Trump, still savoring his election victory, convened a summit at Trump Tower for nearly a dozen tech leaders, whose industry largely supported Democratic nominee Hillary Clinton. Many in the industry are worried that Trump will stifle innovation, curb the hiring of computer-savvy immigrants and infringe on consumers’ digital privacy.
He immediately tried to allay those fears.
“We want you to keep going with the incredible innovation. Anything we can do to help this go on, we will be there for you,” Trump said. “You’ll call my people, you’ll call me. We have no formal chain of command around here.”

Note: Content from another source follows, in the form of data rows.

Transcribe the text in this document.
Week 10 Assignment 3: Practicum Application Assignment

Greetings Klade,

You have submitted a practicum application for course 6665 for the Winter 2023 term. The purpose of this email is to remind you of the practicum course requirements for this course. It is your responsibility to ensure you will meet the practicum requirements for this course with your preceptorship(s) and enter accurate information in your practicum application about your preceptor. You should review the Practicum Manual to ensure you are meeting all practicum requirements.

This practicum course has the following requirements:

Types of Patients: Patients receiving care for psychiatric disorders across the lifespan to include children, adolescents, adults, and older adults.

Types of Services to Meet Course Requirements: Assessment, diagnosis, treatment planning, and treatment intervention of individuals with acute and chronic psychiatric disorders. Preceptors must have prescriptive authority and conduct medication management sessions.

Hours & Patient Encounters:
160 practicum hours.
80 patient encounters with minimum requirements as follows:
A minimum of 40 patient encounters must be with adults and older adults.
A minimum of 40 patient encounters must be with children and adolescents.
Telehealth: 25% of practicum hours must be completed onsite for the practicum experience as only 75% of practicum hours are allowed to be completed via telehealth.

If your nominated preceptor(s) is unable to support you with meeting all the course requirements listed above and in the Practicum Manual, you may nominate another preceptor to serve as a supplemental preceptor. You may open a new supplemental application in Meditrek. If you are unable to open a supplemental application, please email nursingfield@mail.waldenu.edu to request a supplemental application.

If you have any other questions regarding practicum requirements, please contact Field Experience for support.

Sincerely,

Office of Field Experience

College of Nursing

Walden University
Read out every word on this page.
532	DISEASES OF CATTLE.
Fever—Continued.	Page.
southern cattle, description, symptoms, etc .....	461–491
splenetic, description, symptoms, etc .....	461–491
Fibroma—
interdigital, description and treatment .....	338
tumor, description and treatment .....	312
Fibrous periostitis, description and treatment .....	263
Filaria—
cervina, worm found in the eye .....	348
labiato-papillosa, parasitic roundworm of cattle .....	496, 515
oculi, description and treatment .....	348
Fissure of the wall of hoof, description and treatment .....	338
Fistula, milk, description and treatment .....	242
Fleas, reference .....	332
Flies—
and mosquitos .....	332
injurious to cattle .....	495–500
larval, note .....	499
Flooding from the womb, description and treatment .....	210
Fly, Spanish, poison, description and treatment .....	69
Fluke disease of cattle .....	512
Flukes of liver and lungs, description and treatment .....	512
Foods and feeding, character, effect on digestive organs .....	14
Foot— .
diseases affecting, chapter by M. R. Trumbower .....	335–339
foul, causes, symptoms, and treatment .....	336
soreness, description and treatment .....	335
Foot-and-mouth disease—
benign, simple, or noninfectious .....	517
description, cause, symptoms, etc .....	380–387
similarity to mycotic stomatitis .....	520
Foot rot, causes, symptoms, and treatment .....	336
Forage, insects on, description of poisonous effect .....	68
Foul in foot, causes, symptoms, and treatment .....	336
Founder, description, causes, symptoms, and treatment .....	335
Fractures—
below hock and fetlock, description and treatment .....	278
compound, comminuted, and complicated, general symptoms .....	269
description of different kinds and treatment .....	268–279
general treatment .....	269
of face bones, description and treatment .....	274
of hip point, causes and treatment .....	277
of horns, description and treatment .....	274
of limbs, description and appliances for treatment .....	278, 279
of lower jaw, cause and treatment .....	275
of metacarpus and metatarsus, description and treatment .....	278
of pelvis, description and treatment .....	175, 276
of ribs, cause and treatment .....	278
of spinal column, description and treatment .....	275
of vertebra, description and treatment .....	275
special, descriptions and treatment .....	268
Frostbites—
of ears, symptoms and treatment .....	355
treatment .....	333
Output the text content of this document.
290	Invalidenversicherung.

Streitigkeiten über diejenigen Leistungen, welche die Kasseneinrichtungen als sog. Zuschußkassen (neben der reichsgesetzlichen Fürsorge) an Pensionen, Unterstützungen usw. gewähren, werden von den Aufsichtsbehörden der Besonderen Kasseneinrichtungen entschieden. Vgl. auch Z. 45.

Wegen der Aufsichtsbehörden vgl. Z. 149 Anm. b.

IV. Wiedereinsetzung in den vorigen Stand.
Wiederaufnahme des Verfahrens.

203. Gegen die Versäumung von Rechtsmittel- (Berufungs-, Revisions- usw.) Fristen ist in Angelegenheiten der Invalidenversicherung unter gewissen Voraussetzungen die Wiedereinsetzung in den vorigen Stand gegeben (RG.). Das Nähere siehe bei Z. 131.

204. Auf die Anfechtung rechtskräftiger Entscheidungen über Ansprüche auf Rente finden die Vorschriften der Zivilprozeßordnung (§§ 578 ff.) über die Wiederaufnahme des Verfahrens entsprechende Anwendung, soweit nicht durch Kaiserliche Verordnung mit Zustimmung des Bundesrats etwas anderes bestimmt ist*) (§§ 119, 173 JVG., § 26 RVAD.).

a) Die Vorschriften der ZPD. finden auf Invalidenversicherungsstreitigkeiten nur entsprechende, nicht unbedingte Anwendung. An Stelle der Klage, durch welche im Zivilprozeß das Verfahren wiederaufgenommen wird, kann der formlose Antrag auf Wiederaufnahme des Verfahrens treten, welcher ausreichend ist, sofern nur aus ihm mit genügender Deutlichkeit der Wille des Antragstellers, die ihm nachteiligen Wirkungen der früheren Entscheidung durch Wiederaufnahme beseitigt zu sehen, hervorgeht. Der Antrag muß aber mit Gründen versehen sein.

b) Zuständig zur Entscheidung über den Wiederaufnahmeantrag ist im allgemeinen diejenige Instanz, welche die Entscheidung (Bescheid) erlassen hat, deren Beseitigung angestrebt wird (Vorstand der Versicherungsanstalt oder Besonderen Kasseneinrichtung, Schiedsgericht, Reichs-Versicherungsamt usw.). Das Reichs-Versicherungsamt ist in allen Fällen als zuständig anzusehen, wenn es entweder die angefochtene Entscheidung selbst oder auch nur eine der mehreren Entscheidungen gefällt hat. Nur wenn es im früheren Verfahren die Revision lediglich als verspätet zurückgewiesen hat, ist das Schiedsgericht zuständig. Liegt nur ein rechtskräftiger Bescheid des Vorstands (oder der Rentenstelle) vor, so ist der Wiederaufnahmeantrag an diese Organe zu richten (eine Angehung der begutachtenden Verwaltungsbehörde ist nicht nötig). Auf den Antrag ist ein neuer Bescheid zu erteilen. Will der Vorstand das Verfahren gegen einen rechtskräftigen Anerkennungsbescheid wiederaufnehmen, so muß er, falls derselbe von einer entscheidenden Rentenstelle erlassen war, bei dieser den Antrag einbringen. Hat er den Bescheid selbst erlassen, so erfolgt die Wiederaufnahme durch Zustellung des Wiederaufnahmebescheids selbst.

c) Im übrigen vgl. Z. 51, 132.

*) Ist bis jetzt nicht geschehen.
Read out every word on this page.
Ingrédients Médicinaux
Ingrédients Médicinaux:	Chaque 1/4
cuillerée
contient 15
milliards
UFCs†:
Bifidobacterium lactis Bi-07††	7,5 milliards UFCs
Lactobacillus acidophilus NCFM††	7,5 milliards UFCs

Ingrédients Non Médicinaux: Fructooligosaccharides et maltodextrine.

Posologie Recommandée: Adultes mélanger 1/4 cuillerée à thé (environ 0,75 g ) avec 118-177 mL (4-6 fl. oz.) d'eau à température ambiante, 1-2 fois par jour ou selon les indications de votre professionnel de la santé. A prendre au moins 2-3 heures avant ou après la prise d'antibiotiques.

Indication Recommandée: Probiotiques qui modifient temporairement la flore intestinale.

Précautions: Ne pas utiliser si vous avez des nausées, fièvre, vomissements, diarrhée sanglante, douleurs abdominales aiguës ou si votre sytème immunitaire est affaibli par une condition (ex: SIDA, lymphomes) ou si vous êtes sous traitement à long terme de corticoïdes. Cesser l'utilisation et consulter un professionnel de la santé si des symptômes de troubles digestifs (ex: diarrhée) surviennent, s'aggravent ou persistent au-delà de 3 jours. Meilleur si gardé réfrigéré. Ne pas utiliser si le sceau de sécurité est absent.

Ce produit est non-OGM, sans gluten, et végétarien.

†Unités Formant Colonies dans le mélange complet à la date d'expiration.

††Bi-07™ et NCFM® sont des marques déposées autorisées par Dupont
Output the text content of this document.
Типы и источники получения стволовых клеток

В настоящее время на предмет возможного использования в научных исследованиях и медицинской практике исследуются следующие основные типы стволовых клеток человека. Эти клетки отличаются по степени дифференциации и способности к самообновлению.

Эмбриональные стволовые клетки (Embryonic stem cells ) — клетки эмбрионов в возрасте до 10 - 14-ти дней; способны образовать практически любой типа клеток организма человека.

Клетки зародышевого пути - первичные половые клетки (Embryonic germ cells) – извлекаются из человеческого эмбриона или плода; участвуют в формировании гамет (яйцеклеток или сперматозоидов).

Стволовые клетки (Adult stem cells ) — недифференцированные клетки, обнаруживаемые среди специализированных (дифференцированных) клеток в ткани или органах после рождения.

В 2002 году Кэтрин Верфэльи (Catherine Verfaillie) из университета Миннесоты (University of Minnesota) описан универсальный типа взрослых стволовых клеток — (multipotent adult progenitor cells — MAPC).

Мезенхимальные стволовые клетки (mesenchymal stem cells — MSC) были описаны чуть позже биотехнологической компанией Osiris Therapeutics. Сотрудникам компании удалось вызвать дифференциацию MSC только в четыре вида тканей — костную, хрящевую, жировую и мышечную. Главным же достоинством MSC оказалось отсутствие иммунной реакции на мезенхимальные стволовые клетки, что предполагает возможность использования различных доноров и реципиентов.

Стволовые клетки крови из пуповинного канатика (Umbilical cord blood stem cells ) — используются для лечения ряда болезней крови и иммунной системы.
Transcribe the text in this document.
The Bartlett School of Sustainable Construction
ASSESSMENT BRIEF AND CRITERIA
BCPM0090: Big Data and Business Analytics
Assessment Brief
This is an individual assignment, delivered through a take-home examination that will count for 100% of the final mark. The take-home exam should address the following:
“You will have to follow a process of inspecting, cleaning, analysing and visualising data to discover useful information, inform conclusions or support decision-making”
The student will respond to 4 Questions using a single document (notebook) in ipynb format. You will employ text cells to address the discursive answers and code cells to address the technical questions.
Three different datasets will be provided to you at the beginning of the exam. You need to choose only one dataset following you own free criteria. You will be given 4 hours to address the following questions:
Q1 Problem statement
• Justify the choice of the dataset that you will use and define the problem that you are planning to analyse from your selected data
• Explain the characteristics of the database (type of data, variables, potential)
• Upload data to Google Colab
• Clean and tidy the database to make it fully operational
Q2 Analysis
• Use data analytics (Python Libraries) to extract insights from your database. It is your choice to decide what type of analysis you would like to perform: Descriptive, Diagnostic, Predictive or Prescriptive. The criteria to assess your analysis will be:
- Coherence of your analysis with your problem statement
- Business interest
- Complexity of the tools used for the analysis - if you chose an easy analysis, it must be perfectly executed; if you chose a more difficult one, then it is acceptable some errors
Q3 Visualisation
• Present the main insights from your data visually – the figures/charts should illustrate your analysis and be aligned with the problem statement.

The CEOs who filled the table in Trump’s 25th floor conference room included Apple’s Tim Cook, Alphabet’s Larry Page, Google’s Eric Schmidt, Microsoft’s Satya Nadella, Amazon’s Jeff Bezos, Tesla’s Elon Musk, IBM’s Ginni Rometty, Oracle’s Safra Catz and Cisco Systems’ Chuck Robbins. Facebook’s chief operating officer, Sheryl Sandberg, attended instead of its CEO, Mark Zuckerberg, who is one of many tech executives who have expressed misgivings about Trump’s pledge to deport millions of immigrants who are in the country illegally.
Reporters were allowed to witness only the first moments of the meeting. Bezos, who is also owner of The Washington Post, which has been a frequent target of Trump complaints about campaign coverage, said he was “super excited about the possibility of innovation,” a comment echoed by several other participants.
No industry was more open in its contempt for Trump during the campaign. In an open letter published in July, more than 140 technology executives, entrepreneurs and venture capitalists skewered him as a “disaster for innovation.”
Separately on Wednesday, Trump officially announced his selection of former Texas Gov. Rick Perry as his secretary of energy.
Perry’s close relations with energy executives and his long-time dependence on them for political contributions likely signal an abrupt change of course at the Energy Department. He is expected to welcome the four-state Dakota Access Pipeline — which has become the center of fierce protests — and set an open-door policy for oil industry interests.
While Trump remained in his Manhattan skyscraper Wednesday, he was hitting the road Thursday for the latest stop in his “thank you” tour, this time in Hershey, Pennsylvania. The tour, which is designed to salute supporters in states that helped him win the White House, will continue Friday in Orlando, Florida, before wrapping up Saturday at a Mobile, Alabama, football stadium, which was the site of the biggest rally of his campaign.